Avec le traité de Versailles de 1919, rédigé en anglais et en français, on a tout d’abord perdu la primauté du français en tant que langue diplomatique. Clemenceau, dit le Tigre, parlait parfaitement l’anglais, son épouse était américaine, et le tigre s’est fait «tiger». Cela étant, c’est avec la Première guerre et surtout la Seconde, que les Américains exportèrent leur langue et notamment par le biais de l’american way of life. Ce nouveau style de vie qui séduisit les Français apporta ses mots. C’est pour cela que l’on a joué au «flipper» tout en écoutant au «juke-box» un «rock’n’roll» ou un «blues»… Il ne viendrait plus à l’esprit de personne de traduire ces derniers mots désormais ancrés dans la langue. Ces termes, en réalité, ne sont pas trop gênants parce qu’ils apportent de nouvelles réalités.
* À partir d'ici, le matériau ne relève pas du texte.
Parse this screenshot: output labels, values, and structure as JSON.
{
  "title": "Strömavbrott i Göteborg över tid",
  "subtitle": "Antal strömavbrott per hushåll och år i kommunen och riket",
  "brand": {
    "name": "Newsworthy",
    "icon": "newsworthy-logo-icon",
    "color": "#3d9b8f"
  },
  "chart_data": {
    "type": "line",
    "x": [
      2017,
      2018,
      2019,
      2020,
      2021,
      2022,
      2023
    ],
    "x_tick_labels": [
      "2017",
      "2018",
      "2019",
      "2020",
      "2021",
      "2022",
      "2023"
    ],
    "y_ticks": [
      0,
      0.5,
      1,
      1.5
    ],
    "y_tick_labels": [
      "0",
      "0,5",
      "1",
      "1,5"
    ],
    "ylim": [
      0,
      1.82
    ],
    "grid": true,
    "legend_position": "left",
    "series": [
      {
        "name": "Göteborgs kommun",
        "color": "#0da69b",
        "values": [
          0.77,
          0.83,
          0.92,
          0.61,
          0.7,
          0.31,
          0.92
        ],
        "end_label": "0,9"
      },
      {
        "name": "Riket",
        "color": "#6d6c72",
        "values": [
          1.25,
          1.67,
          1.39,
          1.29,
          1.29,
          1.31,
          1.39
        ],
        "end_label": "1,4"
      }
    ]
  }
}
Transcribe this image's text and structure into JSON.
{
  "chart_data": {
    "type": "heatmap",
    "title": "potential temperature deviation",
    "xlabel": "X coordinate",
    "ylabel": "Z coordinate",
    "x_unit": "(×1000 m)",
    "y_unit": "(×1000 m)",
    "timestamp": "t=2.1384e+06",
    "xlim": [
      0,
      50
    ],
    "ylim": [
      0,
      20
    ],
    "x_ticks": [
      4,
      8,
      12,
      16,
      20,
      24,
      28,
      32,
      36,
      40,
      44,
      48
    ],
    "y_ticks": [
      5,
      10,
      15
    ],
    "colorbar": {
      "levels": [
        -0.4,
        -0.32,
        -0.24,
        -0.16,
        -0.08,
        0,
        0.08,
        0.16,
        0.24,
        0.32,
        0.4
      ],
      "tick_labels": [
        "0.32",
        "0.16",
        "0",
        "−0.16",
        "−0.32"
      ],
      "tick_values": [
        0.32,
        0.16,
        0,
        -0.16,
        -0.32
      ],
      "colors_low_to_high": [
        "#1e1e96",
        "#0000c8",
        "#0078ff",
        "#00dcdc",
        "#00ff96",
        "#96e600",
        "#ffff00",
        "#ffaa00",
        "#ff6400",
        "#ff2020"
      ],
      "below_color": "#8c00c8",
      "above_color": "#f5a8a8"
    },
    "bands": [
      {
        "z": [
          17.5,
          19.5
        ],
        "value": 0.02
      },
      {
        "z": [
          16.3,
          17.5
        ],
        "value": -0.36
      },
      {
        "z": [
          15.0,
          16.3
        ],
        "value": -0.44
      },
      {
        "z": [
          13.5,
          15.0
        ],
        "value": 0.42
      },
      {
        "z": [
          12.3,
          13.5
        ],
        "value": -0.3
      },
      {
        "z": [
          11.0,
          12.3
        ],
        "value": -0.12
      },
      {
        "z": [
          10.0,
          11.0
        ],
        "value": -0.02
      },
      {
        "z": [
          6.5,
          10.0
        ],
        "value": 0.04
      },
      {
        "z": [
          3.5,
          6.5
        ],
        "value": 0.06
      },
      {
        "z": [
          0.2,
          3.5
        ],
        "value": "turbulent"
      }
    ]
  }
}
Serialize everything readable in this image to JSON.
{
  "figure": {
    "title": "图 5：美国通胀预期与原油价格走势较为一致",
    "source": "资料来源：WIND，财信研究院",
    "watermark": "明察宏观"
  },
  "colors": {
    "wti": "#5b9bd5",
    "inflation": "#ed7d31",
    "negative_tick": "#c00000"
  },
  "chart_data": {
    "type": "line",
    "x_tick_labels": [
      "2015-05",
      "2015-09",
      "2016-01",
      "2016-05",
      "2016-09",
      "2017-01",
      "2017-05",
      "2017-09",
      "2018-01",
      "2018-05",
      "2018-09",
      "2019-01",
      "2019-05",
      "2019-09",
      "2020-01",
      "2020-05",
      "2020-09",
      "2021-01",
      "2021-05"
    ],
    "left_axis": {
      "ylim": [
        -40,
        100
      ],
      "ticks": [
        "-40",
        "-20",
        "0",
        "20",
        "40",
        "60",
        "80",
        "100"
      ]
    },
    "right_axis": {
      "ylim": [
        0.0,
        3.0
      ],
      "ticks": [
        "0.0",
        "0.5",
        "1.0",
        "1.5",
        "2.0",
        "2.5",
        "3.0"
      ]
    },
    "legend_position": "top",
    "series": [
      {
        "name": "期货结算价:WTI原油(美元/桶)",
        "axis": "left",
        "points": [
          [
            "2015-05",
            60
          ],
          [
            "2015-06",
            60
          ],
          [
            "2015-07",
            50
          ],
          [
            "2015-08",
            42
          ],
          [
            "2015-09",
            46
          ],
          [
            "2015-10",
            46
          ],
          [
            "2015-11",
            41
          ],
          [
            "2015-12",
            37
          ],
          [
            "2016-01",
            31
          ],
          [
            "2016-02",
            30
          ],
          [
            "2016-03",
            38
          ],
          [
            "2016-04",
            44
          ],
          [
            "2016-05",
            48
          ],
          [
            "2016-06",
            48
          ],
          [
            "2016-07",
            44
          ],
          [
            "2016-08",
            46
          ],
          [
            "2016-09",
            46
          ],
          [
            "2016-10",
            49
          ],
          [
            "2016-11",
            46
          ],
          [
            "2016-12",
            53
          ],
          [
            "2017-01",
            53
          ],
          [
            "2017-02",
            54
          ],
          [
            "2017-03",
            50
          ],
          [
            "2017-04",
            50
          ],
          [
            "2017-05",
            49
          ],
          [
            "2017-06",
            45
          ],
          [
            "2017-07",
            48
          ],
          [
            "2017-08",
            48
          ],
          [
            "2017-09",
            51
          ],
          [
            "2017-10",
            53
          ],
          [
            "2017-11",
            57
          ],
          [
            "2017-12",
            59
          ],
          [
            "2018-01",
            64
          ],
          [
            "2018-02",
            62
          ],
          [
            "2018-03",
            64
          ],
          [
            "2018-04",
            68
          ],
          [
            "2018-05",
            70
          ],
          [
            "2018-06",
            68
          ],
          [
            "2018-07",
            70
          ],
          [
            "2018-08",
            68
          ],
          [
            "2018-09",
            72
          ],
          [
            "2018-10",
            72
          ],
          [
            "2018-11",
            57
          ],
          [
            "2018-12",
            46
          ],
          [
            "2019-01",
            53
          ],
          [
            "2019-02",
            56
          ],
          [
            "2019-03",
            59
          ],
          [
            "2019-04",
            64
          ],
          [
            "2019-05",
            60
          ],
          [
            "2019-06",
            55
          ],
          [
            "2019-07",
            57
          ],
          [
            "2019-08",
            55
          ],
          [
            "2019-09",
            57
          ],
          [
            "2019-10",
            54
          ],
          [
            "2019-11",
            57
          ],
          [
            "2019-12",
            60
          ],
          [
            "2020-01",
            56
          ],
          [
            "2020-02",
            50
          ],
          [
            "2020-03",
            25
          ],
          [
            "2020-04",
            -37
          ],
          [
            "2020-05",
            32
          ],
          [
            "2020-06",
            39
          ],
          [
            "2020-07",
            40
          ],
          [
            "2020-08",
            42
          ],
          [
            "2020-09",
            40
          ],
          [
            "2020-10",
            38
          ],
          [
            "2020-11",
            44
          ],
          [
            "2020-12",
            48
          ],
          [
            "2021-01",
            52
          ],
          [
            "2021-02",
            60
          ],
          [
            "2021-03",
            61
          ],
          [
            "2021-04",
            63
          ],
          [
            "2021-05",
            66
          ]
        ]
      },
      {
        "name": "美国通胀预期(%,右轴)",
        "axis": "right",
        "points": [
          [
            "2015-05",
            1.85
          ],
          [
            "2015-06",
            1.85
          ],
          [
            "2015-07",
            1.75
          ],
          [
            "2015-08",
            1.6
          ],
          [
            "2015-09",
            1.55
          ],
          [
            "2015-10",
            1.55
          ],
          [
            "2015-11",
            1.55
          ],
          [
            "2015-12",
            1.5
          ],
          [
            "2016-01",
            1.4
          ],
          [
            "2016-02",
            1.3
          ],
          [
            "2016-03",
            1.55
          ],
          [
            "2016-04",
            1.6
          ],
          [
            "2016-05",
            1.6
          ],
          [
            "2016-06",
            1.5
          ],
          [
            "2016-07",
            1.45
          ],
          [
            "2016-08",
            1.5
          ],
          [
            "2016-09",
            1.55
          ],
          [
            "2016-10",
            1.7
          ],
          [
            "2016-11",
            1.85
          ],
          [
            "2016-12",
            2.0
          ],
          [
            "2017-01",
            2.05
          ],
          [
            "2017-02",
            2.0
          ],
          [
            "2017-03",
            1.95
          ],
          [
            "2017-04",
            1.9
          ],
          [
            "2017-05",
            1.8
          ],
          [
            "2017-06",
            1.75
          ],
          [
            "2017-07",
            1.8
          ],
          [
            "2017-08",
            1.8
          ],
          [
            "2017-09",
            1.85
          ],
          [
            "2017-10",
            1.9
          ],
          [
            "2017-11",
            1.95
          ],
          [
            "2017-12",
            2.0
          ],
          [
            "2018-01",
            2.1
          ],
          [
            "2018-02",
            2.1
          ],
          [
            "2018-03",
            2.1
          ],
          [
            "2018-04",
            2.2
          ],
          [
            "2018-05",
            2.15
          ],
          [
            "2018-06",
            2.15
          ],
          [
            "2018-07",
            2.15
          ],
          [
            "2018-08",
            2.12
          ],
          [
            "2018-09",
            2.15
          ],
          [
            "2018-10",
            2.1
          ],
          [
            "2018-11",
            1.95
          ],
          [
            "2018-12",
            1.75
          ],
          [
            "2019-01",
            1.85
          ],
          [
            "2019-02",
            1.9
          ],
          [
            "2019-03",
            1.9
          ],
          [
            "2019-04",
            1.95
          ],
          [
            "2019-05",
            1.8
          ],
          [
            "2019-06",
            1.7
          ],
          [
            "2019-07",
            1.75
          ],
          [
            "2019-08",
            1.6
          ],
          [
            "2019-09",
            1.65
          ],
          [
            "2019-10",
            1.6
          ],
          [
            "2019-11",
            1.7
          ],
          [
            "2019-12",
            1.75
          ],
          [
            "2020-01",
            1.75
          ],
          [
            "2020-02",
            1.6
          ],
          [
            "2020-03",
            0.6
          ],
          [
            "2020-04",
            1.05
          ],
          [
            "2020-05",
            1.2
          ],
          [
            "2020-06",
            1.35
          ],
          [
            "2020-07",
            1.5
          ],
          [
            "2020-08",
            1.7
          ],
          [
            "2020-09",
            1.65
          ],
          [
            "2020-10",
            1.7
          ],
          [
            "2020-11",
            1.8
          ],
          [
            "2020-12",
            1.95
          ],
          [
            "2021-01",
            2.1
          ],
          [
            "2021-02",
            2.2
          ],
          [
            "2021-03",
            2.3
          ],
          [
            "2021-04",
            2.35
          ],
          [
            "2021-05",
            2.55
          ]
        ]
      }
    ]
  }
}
Ainsi, Etiemble s’insurgeait-il davantage sur le «full-time» et le «part time», qui il faut le reconnaître, ont disparu de l’usage.

Pourquoi utilise-t-on des mots anglais si le français se suffit?

Il y a toujours eu une partie de la population snob, prétentieuse, qui a cru que s’exprimer dans la langue du dominant lui permettait de faire partie des dominants. Je le perçois non pas comme une forme de lâcheté, mais de soumission. D’un côté ces personnes détestent et critiquent la société de communication, de l’autre, les mêmes l’alimentent avec le vocabulaire anglo-américain,. Or les anglophones trouvent notre globish totalement ridicule, ils préféreraient un bon anglais. «Plus d’une langue» dit à juste titre Barbara Cassin.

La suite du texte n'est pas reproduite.